MUMBAI : Portfolio Management Services (PMS) are navigating new challenges after the Union Budget for 2024-25 increased capital gains tax rates. The budget raised the short-term capital gains (STCG) tax rate to 20% from 15%, impacting PMS investors who face higher taxes if a stock is sold within 12 months of purchase. This tax hike will significantly affect PMS strategies with high churn rates, where frequent trading doesn't yield post-tax returns that justify the increased activity.

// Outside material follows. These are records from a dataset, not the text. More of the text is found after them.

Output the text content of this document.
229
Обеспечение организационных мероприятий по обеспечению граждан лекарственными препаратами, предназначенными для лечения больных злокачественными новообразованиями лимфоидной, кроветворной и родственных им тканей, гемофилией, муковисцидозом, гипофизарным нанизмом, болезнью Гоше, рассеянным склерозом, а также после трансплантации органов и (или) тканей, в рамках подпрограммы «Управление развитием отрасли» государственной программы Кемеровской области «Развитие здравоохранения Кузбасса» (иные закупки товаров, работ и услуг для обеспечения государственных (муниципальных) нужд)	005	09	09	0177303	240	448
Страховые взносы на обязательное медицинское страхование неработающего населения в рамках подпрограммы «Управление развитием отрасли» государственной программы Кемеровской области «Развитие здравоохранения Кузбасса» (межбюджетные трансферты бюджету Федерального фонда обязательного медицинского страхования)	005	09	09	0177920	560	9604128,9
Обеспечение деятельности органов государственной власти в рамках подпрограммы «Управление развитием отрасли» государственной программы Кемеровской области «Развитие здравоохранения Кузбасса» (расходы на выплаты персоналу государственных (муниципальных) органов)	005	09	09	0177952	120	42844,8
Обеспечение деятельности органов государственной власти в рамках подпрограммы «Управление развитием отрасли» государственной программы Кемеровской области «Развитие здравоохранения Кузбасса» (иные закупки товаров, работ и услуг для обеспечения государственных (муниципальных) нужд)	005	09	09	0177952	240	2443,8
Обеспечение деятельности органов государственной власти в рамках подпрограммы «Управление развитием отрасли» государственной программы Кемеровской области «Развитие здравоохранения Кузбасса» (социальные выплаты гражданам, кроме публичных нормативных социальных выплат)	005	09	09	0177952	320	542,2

Read this | Budget 2024: What changes in capital gains taxes mean for investors “Due to the higher tax rate on both short-term and long-term capital gains, portfolio management services (PMS) strategies with frequent buying and selling (high churn rate or portfolio turnover) will be at a disadvantage compared to mutual funds," explained Rohan Samant, principal officer and chief investment officer at Multi-Act PMS. “To remain competitive on a post-tax basis, PMS strategies will need to generate higher returns (alpha) than mutual funds to offset the additional tax liability from the investor’s perspective," Samant added. In contrast, mutual funds offer a more tax-efficient structure.
When a fund manager sells a stock, it doesn't immediately trigger a tax event for the investor. Instead, the gains are reflected in the fund's net asset value (NAV), and investors are only taxed on gains when they redeem their holdings. This differs from PMS, where stocks are held in the investor's demat account, leading to a tax impact with each sale.